Tin Kuan Yin – der Eiserne

Tin Kwan Yin (Tieguanyin)

 

Tees heißen in China ja selten so, wie sie aussehen. Beim Tin Kuan Yin ist das vermutlich anders. Die erste Silbe heißt übersetzt „Eisen“, was entweder von der Farbe herrührt, die der Tee beim Aufguss erhält, oder aber vom Material der Statue der Kuan Yin. Wer ist nun das wieder? Die Kuan Yin ist ein Erleuchtungswesen im Mahayana-Buddhismus, das Volk sieht sie aber auch als Göttin an. Der Tee selbst gehört zu den Oolong-Tees, er wird an der Küste, in der Provinz Fujian angebaut, wurde aber mittlerweile auch in Taiwan kultiviert. Gebräuchlich sind neben der oben genannten Schreibweise auch Te Kwan Yin und Ti Kuan Yin.

Tin Kwan Yin
© Juanmonino | istockphoto.com (#7037560 – Monkey ausgewählte Oolong-Tee) Die Blätter des Tin Kuan Yin werden nach der Ernte per Hand gerollt.

Die Blätter werden nach der Ernte per Hand gerollt und in Röstpfannen getrocknet. Dadurch wird die Fermentierung bewusst unterbrochen. Je nachdem, wie stark die Blätter geröstet wurden, sind diese dunkler (bis hin zu schwarz) oder heller (noch in grün). Dieser Röstvorgang macht auch die unterschiedlichen Qualitätsstufen aus. Der Tin Kuan Yin Tee ist sehr mild und weich. Vermeiden sollte man einen hohen Kalkanteil im Teewasser, da es sonst zu Ausflockungen kommt, die den Tee geschmacklich entschieden abwerten.

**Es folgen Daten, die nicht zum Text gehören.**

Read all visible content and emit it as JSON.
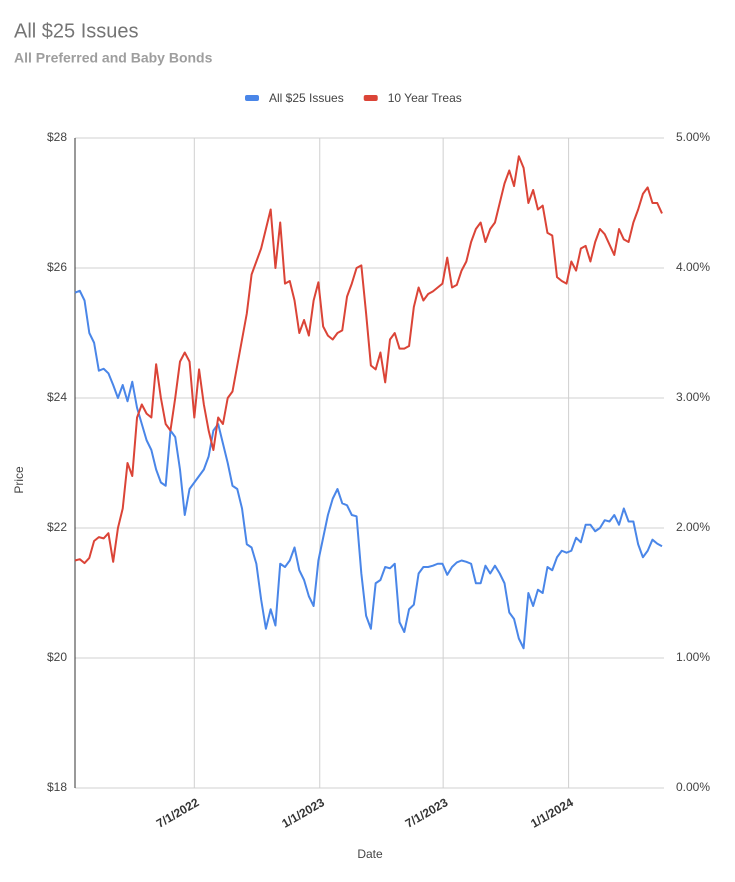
{
  "chart_data": {
    "type": "line",
    "title": "All $25 Issues",
    "subtitle": "All Preferred and Baby Bonds",
    "x_label": "Date",
    "y_label": "Price",
    "legend": "top",
    "grid": true,
    "x": [
      "2022-01-07",
      "2022-01-14",
      "2022-01-21",
      "2022-01-28",
      "2022-02-04",
      "2022-02-11",
      "2022-02-18",
      "2022-02-25",
      "2022-03-04",
      "2022-03-11",
      "2022-03-18",
      "2022-03-25",
      "2022-04-01",
      "2022-04-08",
      "2022-04-15",
      "2022-04-22",
      "2022-04-29",
      "2022-05-06",
      "2022-05-13",
      "2022-05-20",
      "2022-05-27",
      "2022-06-03",
      "2022-06-10",
      "2022-06-17",
      "2022-06-24",
      "2022-07-01",
      "2022-07-08",
      "2022-07-15",
      "2022-07-22",
      "2022-07-29",
      "2022-08-05",
      "2022-08-12",
      "2022-08-19",
      "2022-08-26",
      "2022-09-02",
      "2022-09-09",
      "2022-09-16",
      "2022-09-23",
      "2022-09-30",
      "2022-10-07",
      "2022-10-14",
      "2022-10-21",
      "2022-10-28",
      "2022-11-04",
      "2022-11-11",
      "2022-11-18",
      "2022-11-25",
      "2022-12-02",
      "2022-12-09",
      "2022-12-16",
      "2022-12-23",
      "2022-12-30",
      "2023-01-06",
      "2023-01-13",
      "2023-01-20",
      "2023-01-27",
      "2023-02-03",
      "2023-02-10",
      "2023-02-17",
      "2023-02-24",
      "2023-03-03",
      "2023-03-10",
      "2023-03-17",
      "2023-03-24",
      "2023-03-31",
      "2023-04-07",
      "2023-04-14",
      "2023-04-21",
      "2023-04-28",
      "2023-05-05",
      "2023-05-12",
      "2023-05-19",
      "2023-05-26",
      "2023-06-02",
      "2023-06-09",
      "2023-06-16",
      "2023-06-23",
      "2023-06-30",
      "2023-07-07",
      "2023-07-14",
      "2023-07-21",
      "2023-07-28",
      "2023-08-04",
      "2023-08-11",
      "2023-08-18",
      "2023-08-25",
      "2023-09-01",
      "2023-09-08",
      "2023-09-15",
      "2023-09-22",
      "2023-09-29",
      "2023-10-06",
      "2023-10-13",
      "2023-10-20",
      "2023-10-27",
      "2023-11-03",
      "2023-11-10",
      "2023-11-17",
      "2023-11-24",
      "2023-12-01",
      "2023-12-08",
      "2023-12-15",
      "2023-12-22",
      "2023-12-29",
      "2024-01-05",
      "2024-01-12",
      "2024-01-19",
      "2024-01-26",
      "2024-02-02",
      "2024-02-09",
      "2024-02-16",
      "2024-02-23",
      "2024-03-01",
      "2024-03-08",
      "2024-03-15",
      "2024-03-22",
      "2024-03-29",
      "2024-04-05",
      "2024-04-12",
      "2024-04-19",
      "2024-04-26",
      "2024-05-03",
      "2024-05-10",
      "2024-05-17"
    ],
    "xlim": [
      "2022-01-07",
      "2024-05-17"
    ],
    "xticks": [
      {
        "value": "2022-07-01",
        "label": "7/1/2022"
      },
      {
        "value": "2023-01-01",
        "label": "1/1/2023"
      },
      {
        "value": "2023-07-01",
        "label": "7/1/2023"
      },
      {
        "value": "2024-01-01",
        "label": "1/1/2024"
      }
    ],
    "ylim": [
      18,
      28
    ],
    "yticks": [
      {
        "value": 18,
        "label": "$18"
      },
      {
        "value": 20,
        "label": "$20"
      },
      {
        "value": 22,
        "label": "$22"
      },
      {
        "value": 24,
        "label": "$24"
      },
      {
        "value": 26,
        "label": "$26"
      },
      {
        "value": 28,
        "label": "$28"
      }
    ],
    "y2lim": [
      0,
      5
    ],
    "y2ticks": [
      {
        "value": 0,
        "label": "0.00%"
      },
      {
        "value": 1,
        "label": "1.00%"
      },
      {
        "value": 2,
        "label": "2.00%"
      },
      {
        "value": 3,
        "label": "3.00%"
      },
      {
        "value": 4,
        "label": "4.00%"
      },
      {
        "value": 5,
        "label": "5.00%"
      }
    ],
    "series": [
      {
        "name": "All $25 Issues",
        "color": "#4a86e8",
        "values": [
          25.62,
          25.65,
          25.5,
          25.0,
          24.85,
          24.42,
          24.45,
          24.38,
          24.2,
          24.0,
          24.2,
          23.95,
          24.25,
          23.85,
          23.6,
          23.35,
          23.2,
          22.9,
          22.7,
          22.65,
          23.5,
          23.4,
          22.9,
          22.2,
          22.6,
          22.7,
          22.8,
          22.9,
          23.1,
          23.5,
          23.6,
          23.3,
          23.0,
          22.65,
          22.6,
          22.3,
          21.75,
          21.7,
          21.45,
          20.9,
          20.45,
          20.75,
          20.5,
          21.45,
          21.4,
          21.5,
          21.7,
          21.35,
          21.2,
          20.95,
          20.8,
          21.5,
          21.85,
          22.2,
          22.45,
          22.6,
          22.38,
          22.35,
          22.2,
          22.18,
          21.3,
          20.65,
          20.45,
          21.15,
          21.2,
          21.4,
          21.38,
          21.45,
          20.55,
          20.4,
          20.75,
          20.82,
          21.3,
          21.4,
          21.4,
          21.42,
          21.45,
          21.45,
          21.28,
          21.4,
          21.47,
          21.5,
          21.48,
          21.45,
          21.15,
          21.15,
          21.42,
          21.3,
          21.42,
          21.3,
          21.15,
          20.7,
          20.6,
          20.3,
          20.15,
          21.0,
          20.8,
          21.05,
          21.0,
          21.4,
          21.35,
          21.55,
          21.65,
          21.62,
          21.65,
          21.85,
          21.78,
          22.05,
          22.05,
          21.95,
          22.0,
          22.12,
          22.1,
          22.2,
          22.05,
          22.3,
          22.1,
          22.1,
          21.75,
          21.55,
          21.65,
          21.82,
          21.76,
          21.72
        ]
      },
      {
        "name": "10 Year Treas",
        "color": "#db4437",
        "axis": "y2",
        "values": [
          1.75,
          1.76,
          1.73,
          1.77,
          1.9,
          1.93,
          1.92,
          1.96,
          1.74,
          2.0,
          2.15,
          2.5,
          2.4,
          2.85,
          2.95,
          2.88,
          2.85,
          3.26,
          3.0,
          2.8,
          2.75,
          3.0,
          3.28,
          3.35,
          3.28,
          2.85,
          3.22,
          2.95,
          2.75,
          2.6,
          2.85,
          2.8,
          3.0,
          3.05,
          3.25,
          3.45,
          3.65,
          3.95,
          4.05,
          4.15,
          4.3,
          4.45,
          4.0,
          4.35,
          3.88,
          3.9,
          3.75,
          3.5,
          3.6,
          3.48,
          3.75,
          3.89,
          3.55,
          3.48,
          3.45,
          3.5,
          3.52,
          3.78,
          3.88,
          4.0,
          4.02,
          3.65,
          3.25,
          3.22,
          3.35,
          3.12,
          3.45,
          3.5,
          3.38,
          3.38,
          3.4,
          3.7,
          3.85,
          3.75,
          3.8,
          3.82,
          3.85,
          3.88,
          4.08,
          3.85,
          3.87,
          3.98,
          4.05,
          4.2,
          4.3,
          4.35,
          4.2,
          4.3,
          4.35,
          4.5,
          4.65,
          4.75,
          4.63,
          4.86,
          4.77,
          4.5,
          4.6,
          4.45,
          4.48,
          4.27,
          4.25,
          3.93,
          3.9,
          3.88,
          4.05,
          3.98,
          4.15,
          4.17,
          4.05,
          4.2,
          4.3,
          4.26,
          4.18,
          4.1,
          4.3,
          4.22,
          4.2,
          4.35,
          4.45,
          4.57,
          4.62,
          4.5,
          4.5,
          4.42
        ]
      }
    ]
  }
}
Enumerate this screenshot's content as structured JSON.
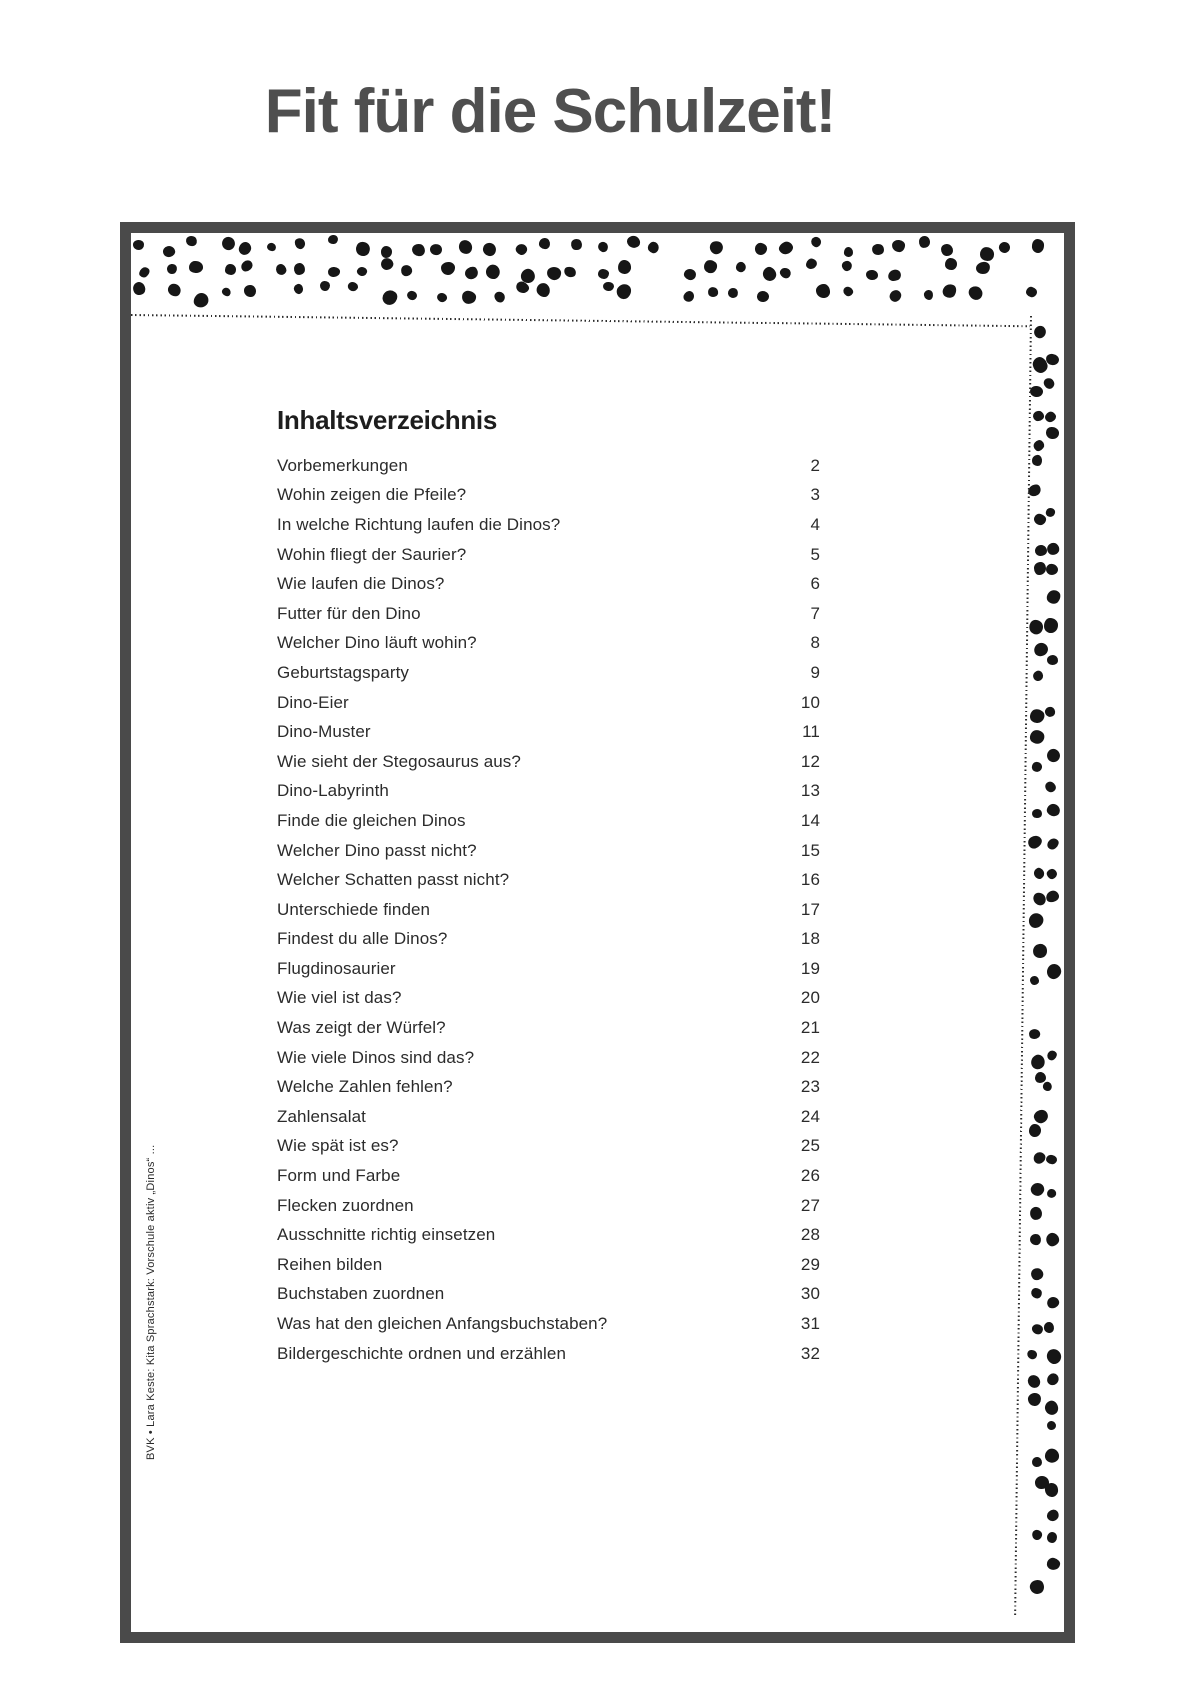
{
  "page": {
    "title": "Fit für die Schulzeit!"
  },
  "toc": {
    "heading": "Inhaltsverzeichnis",
    "entries": [
      {
        "label": "Vorbemerkungen",
        "page": "2"
      },
      {
        "label": "Wohin zeigen die Pfeile?",
        "page": "3"
      },
      {
        "label": "In welche Richtung laufen die Dinos?",
        "page": "4"
      },
      {
        "label": "Wohin fliegt der Saurier?",
        "page": "5"
      },
      {
        "label": "Wie laufen die Dinos?",
        "page": "6"
      },
      {
        "label": "Futter für den Dino",
        "page": "7"
      },
      {
        "label": "Welcher Dino läuft wohin?",
        "page": "8"
      },
      {
        "label": "Geburtstagsparty",
        "page": "9"
      },
      {
        "label": "Dino-Eier",
        "page": "10"
      },
      {
        "label": "Dino-Muster",
        "page": "11"
      },
      {
        "label": "Wie sieht der Stegosaurus aus?",
        "page": "12"
      },
      {
        "label": "Dino-Labyrinth",
        "page": "13"
      },
      {
        "label": "Finde die gleichen Dinos",
        "page": "14"
      },
      {
        "label": "Welcher Dino passt nicht?",
        "page": "15"
      },
      {
        "label": "Welcher Schatten passt nicht?",
        "page": "16"
      },
      {
        "label": "Unterschiede finden",
        "page": "17"
      },
      {
        "label": "Findest du alle Dinos?",
        "page": "18"
      },
      {
        "label": "Flugdinosaurier",
        "page": "19"
      },
      {
        "label": "Wie viel ist das?",
        "page": "20"
      },
      {
        "label": "Was zeigt der Würfel?",
        "page": "21"
      },
      {
        "label": "Wie viele Dinos sind das?",
        "page": "22"
      },
      {
        "label": "Welche Zahlen fehlen?",
        "page": "23"
      },
      {
        "label": "Zahlensalat",
        "page": "24"
      },
      {
        "label": "Wie spät ist es?",
        "page": "25"
      },
      {
        "label": "Form und Farbe",
        "page": "26"
      },
      {
        "label": "Flecken zuordnen",
        "page": "27"
      },
      {
        "label": "Ausschnitte richtig einsetzen",
        "page": "28"
      },
      {
        "label": "Reihen bilden",
        "page": "29"
      },
      {
        "label": "Buchstaben zuordnen",
        "page": "30"
      },
      {
        "label": "Was hat den gleichen Anfangsbuchstaben?",
        "page": "31"
      },
      {
        "label": "Bildergeschichte ordnen und erzählen",
        "page": "32"
      }
    ]
  },
  "side_caption": "BVK • Lara Keste: Kita Sprachstark: Vorschule aktiv „Dinos“ ...",
  "colors": {
    "frame_border": "#4a4a4a",
    "title_text": "#4f4f4f",
    "heading_text": "#1d1d1d",
    "body_text": "#2b2b2b",
    "dot": "#161616"
  }
}
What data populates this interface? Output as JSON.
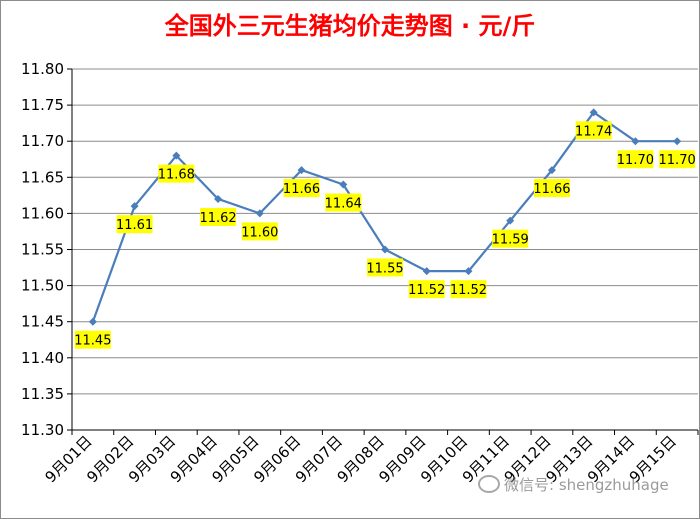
{
  "chart_data": {
    "type": "line",
    "title": "全国外三元生猪均价走势图 · 元/斤",
    "xlabel": "",
    "ylabel": "",
    "categories": [
      "9月01日",
      "9月02日",
      "9月03日",
      "9月04日",
      "9月05日",
      "9月06日",
      "9月07日",
      "9月08日",
      "9月09日",
      "9月10日",
      "9月11日",
      "9月12日",
      "9月13日",
      "9月14日",
      "9月15日"
    ],
    "series": [
      {
        "values": [
          11.45,
          11.61,
          11.68,
          11.62,
          11.6,
          11.66,
          11.64,
          11.55,
          11.52,
          11.52,
          11.59,
          11.66,
          11.74,
          11.7,
          11.7
        ]
      }
    ],
    "data_labels": [
      "11.45",
      "11.61",
      "11.68",
      "11.62",
      "11.60",
      "11.66",
      "11.64",
      "11.55",
      "11.52",
      "11.52",
      "11.59",
      "11.66",
      "11.74",
      "11.70",
      "11.70"
    ],
    "ylim": [
      11.3,
      11.8
    ],
    "y_ticks": [
      "11.30",
      "11.35",
      "11.40",
      "11.45",
      "11.50",
      "11.55",
      "11.60",
      "11.65",
      "11.70",
      "11.75",
      "11.80"
    ],
    "grid": true,
    "legend": "none",
    "colors": {
      "line": "#4a7ebb",
      "marker": "#4a7ebb",
      "label_bg": "#ffff00",
      "title": "#ff0000",
      "grid": "#8c8c8c"
    }
  },
  "watermark": {
    "text": "微信号: shengzhuhage",
    "icon": "wechat-icon"
  }
}
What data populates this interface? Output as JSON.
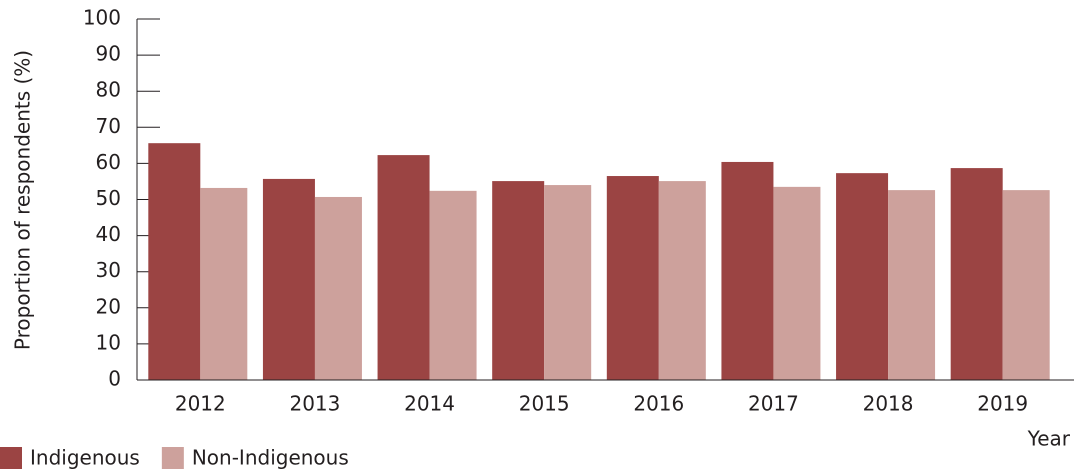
{
  "chart_data": {
    "type": "bar",
    "y_label": "Proportion of respondents (%)",
    "x_label": "Year",
    "categories": [
      "2012",
      "2013",
      "2014",
      "2015",
      "2016",
      "2017",
      "2018",
      "2019"
    ],
    "series": [
      {
        "name": "Indigenous",
        "color": "#9b4443",
        "values": [
          65.6,
          55.7,
          62.3,
          55.1,
          56.5,
          60.4,
          57.3,
          58.7
        ]
      },
      {
        "name": "Non-Indigenous",
        "color": "#cda19c",
        "values": [
          53.2,
          50.7,
          52.4,
          54,
          55.1,
          53.5,
          52.6,
          52.6
        ]
      }
    ],
    "ylim": [
      0,
      100
    ],
    "yticks": [
      0,
      10,
      20,
      30,
      40,
      50,
      60,
      70,
      80,
      90,
      100
    ],
    "legend": "bottom-left"
  }
}
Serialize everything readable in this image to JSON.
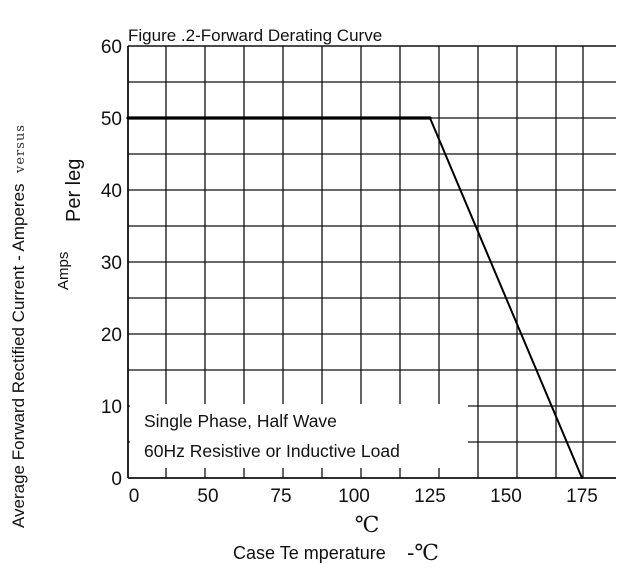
{
  "chart_data": {
    "type": "line",
    "title": "Figure .2-Forward Derating Curve",
    "xlabel": "Case Te mperature",
    "xlabel_unit": "-℃",
    "x_unit_symbol": "℃",
    "ylabel_main": "Average Forward Rectified Current  -  Amperes",
    "ylabel_versus": "versus",
    "ylabel_amps": "Amps",
    "ylabel_perleg": "Per leg",
    "x_ticks": [
      "0",
      "50",
      "75",
      "100",
      "125",
      "150",
      "175"
    ],
    "y_ticks": [
      "0",
      "10",
      "20",
      "30",
      "40",
      "50",
      "60"
    ],
    "ylim": [
      0,
      60
    ],
    "grid": true,
    "series": [
      {
        "x": [
          0,
          125,
          175
        ],
        "y": [
          50,
          50,
          0
        ]
      }
    ],
    "annotation": {
      "line1": "Single Phase, Half Wave",
      "line2": "60Hz Resistive or Inductive Load"
    }
  }
}
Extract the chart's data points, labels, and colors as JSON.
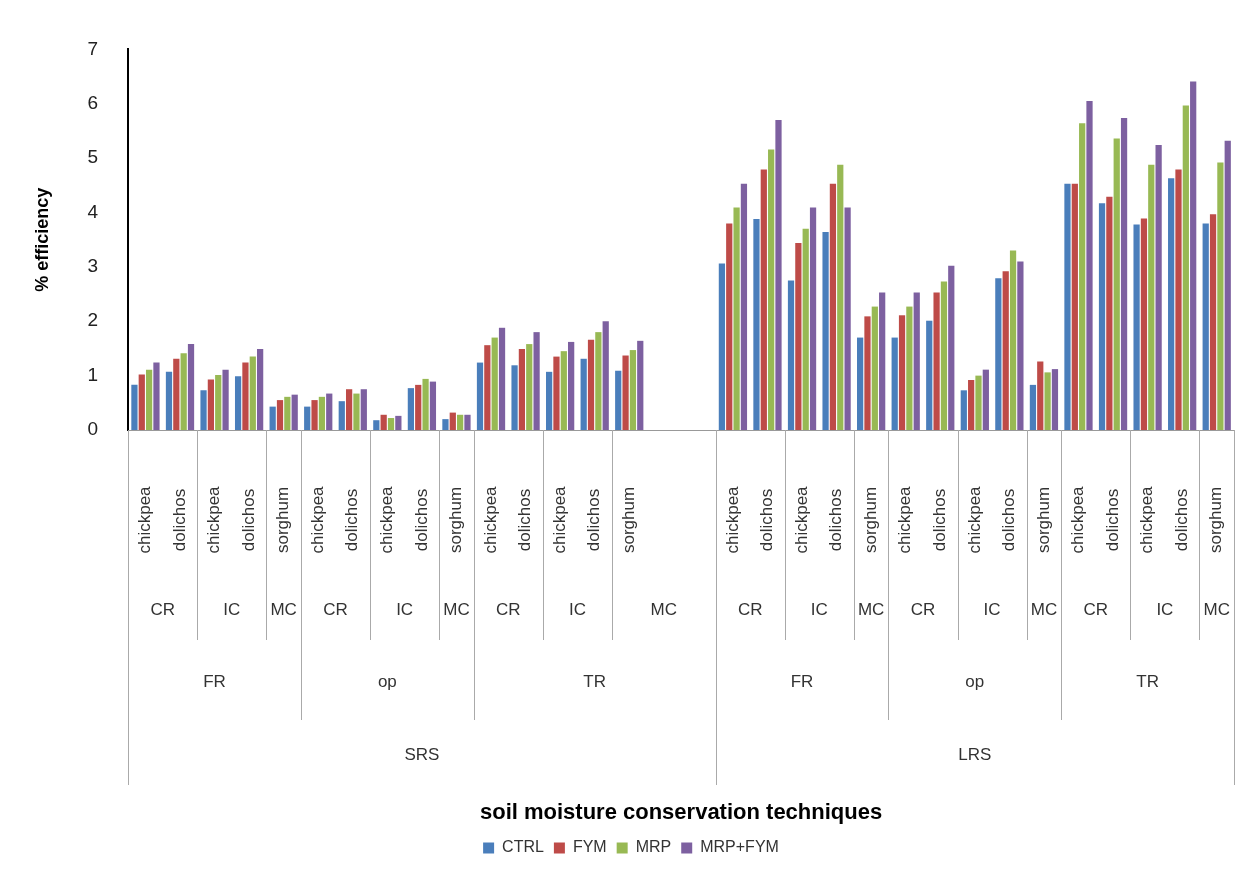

Beim Aufguss sollte das Wasser nicht mehr als 90 Grad und nicht weniger als 60 Grad haben. Kochendes Wasser zerstört den feinen Geschmack. Üblich ist es, den Tee mehrmals aufzugießen, in China wird es sogar als Unsitte angesehen, wenn der Tin Kuan Yin nur einmal aufgegossen wird. Achten Sie darauf, dass die Teeblätter genügend Platz in der Kanne haben, damit diese sich während des Ziehens entrollen können. Umso besser entfaltet sich das Aroma.